DeepSec 2019 Training: Threat Hunting with OSSEC – Xavier Mertens

OSSEC is sometimes described as a low-cost log management solution but it has many interesting features which, when combined with external sources of information, may help in hunting for suspicious activity occurring on your servers and end-points.

During this training, you will learn the basic of OSSEC and its components, how to deploy it and quickly get results. The second part will focus on the deployment of specific rules to catch suspicious activities. From an input point of view, we will see how easy it is to learn new log formats to increase the detection scope and, from an output point of view, how we can generate alerts by interconnecting OSSEC with other tools like MISP, TheHive or an ELK Stack / Splunk / … and add more contextual content with OSINT feeds.

We asked Xavier a few more questions about his talk.
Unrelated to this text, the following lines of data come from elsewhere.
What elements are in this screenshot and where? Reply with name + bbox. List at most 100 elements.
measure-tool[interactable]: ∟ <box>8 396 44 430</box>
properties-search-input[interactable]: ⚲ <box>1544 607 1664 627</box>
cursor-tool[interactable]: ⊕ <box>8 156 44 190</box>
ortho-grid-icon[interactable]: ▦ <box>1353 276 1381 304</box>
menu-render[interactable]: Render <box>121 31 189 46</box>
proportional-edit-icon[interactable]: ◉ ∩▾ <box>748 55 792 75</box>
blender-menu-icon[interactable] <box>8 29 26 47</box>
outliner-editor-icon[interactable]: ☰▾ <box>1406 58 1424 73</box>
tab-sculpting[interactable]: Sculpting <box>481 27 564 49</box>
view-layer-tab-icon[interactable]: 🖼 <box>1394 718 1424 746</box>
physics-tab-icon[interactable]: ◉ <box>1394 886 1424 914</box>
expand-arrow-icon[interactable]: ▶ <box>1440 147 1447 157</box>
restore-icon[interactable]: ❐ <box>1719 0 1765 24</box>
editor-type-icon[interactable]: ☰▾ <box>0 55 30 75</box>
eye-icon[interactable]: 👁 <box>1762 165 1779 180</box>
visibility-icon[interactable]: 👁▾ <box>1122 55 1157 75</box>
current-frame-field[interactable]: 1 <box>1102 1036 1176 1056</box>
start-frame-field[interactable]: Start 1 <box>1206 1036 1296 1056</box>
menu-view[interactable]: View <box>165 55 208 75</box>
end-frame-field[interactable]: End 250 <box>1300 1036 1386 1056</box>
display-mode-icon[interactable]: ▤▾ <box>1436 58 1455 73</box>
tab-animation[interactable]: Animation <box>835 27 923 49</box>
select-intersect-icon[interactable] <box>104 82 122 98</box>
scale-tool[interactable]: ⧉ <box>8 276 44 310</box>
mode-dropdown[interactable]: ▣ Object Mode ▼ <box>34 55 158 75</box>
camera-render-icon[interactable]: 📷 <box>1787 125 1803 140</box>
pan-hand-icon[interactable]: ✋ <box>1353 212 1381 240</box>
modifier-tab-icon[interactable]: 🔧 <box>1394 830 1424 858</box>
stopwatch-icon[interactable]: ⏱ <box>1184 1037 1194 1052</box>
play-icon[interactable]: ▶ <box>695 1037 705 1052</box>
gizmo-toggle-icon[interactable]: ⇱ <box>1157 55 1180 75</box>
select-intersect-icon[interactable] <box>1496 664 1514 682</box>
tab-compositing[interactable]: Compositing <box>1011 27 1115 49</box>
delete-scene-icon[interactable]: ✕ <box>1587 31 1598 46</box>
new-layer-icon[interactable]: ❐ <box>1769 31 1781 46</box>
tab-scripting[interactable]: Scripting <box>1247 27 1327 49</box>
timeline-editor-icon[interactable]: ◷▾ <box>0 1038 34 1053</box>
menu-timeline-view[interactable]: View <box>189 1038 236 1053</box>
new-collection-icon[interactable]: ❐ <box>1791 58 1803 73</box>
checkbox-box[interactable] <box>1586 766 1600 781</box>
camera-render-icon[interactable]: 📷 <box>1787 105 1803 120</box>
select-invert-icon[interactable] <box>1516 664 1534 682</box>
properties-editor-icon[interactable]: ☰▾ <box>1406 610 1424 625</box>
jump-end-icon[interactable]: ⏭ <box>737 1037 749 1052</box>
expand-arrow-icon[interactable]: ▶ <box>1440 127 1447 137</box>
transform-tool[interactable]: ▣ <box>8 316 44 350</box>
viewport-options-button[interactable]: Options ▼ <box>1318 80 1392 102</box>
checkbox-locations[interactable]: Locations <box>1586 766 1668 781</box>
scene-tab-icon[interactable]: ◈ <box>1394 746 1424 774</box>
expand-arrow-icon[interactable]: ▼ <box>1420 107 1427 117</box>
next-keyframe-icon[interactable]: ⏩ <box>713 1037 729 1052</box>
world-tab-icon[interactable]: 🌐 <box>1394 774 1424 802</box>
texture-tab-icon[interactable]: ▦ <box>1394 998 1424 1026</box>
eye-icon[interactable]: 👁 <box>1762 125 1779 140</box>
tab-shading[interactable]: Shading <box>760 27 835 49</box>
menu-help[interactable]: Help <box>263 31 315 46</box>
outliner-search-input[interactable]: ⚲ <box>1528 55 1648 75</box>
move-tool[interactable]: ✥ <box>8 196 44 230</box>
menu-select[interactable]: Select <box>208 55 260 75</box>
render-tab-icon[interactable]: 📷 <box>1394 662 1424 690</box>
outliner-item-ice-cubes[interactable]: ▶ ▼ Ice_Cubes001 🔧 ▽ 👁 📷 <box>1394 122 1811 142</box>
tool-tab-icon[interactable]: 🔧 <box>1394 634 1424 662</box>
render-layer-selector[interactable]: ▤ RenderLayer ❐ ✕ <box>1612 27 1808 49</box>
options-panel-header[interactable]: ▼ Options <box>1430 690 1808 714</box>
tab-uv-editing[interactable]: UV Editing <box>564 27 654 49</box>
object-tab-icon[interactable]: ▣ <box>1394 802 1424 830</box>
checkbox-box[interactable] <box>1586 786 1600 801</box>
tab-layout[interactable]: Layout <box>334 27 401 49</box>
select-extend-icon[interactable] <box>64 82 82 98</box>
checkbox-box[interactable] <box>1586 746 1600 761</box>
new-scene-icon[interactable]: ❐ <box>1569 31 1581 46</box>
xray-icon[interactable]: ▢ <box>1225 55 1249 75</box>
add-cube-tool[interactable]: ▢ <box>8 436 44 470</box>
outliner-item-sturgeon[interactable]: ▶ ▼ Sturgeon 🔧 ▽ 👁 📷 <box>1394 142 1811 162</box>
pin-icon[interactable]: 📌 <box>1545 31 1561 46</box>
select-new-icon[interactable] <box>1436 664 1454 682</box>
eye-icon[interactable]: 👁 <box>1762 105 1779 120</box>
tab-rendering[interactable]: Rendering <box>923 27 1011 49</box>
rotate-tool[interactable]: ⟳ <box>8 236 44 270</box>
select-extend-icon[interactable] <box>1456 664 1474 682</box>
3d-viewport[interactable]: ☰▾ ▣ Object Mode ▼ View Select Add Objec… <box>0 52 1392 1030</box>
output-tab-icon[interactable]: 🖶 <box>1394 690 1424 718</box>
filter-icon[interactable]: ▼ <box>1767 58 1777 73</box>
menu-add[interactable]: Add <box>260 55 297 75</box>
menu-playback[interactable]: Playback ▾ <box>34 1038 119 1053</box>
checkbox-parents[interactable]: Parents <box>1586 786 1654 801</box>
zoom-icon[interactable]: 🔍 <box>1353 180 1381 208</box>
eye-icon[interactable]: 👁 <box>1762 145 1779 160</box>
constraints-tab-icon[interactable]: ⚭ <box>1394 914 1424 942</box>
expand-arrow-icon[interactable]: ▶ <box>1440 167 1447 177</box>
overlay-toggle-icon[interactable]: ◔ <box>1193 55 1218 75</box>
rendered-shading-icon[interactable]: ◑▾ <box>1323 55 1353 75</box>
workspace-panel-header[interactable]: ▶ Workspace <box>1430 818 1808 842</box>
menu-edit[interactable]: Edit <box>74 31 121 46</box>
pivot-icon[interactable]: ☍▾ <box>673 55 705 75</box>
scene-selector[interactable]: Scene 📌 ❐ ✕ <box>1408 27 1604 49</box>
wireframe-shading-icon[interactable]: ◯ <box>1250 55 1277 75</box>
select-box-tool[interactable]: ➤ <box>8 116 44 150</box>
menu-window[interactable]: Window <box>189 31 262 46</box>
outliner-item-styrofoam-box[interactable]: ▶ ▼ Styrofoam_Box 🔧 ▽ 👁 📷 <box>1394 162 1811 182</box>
Please tell us the top 5 facts about your training.

  1. It’s critical for organizations to be aware of what’s happening on their networks.
  2. The idea is to use information present on the Internet to increase the detection rates.
  3. Security controls can be implemented with free tools.
  4. The training has many labs and students will practice.
  5. Thee goal is to open the students’ eyes and make them have ideas to implement on their side.

How did you come up with it? Was there something like an initial spark that set your mind on creating this training?

I’m a big fan of OSSEC for years and already blogged a lot about it. I participated in the project (f.ex: I wrote the initial GeoIP support).
And, of course, I’m using it daily to monitor my infrastructure. Many (small) organizations do not have resources to implement or seem afraid to deploy solutions like OSSEC. I think it was time to wrap-up all this content and provide it as a training.

Why do you think this is an important topic?

Despite the fact that we deploy more and more security controls at our network boundaries, we still see compromised hosts, data leaks, etc. Keeping an eye on events is key to detect all suspicious activity as soon as possible.

Is there something you want everybody to know – some good advice for our readers maybe?

Sharing and integration of tools are a key point. Each of them has interesting data that can be reused by other tools to improve detection capabilities. The training could be interesting for Blue Team people or system/security engineers. Investing in tools like OSSEC will also raise your overall protection and, in case of an incident, you will already have some data to analyze.

A prediction for the future – what do you think will be the next innovations or future downfalls when it comes to your field of expertise / the topic of your training in particular?

The problem with many organizations today: the business is running so fast that they can’t keep control of what’s deployed in their infrastructure. They loose the knowledge of what’s important. This is a key requirement to better protect yourself. With tools like OSSEC, you can at least collect information from your hosts and granularly implement  controls to detect / block bad guys at an early stage.

 

Xavier Mertens is a freelance cyber security consultant based in Belgium. His daily job focuses on protecting his customers assets by applying “defensive” security (incident handling, forensics, log management, SIEM, security visualisation, OSINT) but also “offensive” security (pentesting). However, his preferred domain is playing on the Blue Team side. Besides his daily job, Xavier is also a security blogger, a SANS Internet Storm Center handler and co-organizer of the BruCON security conference.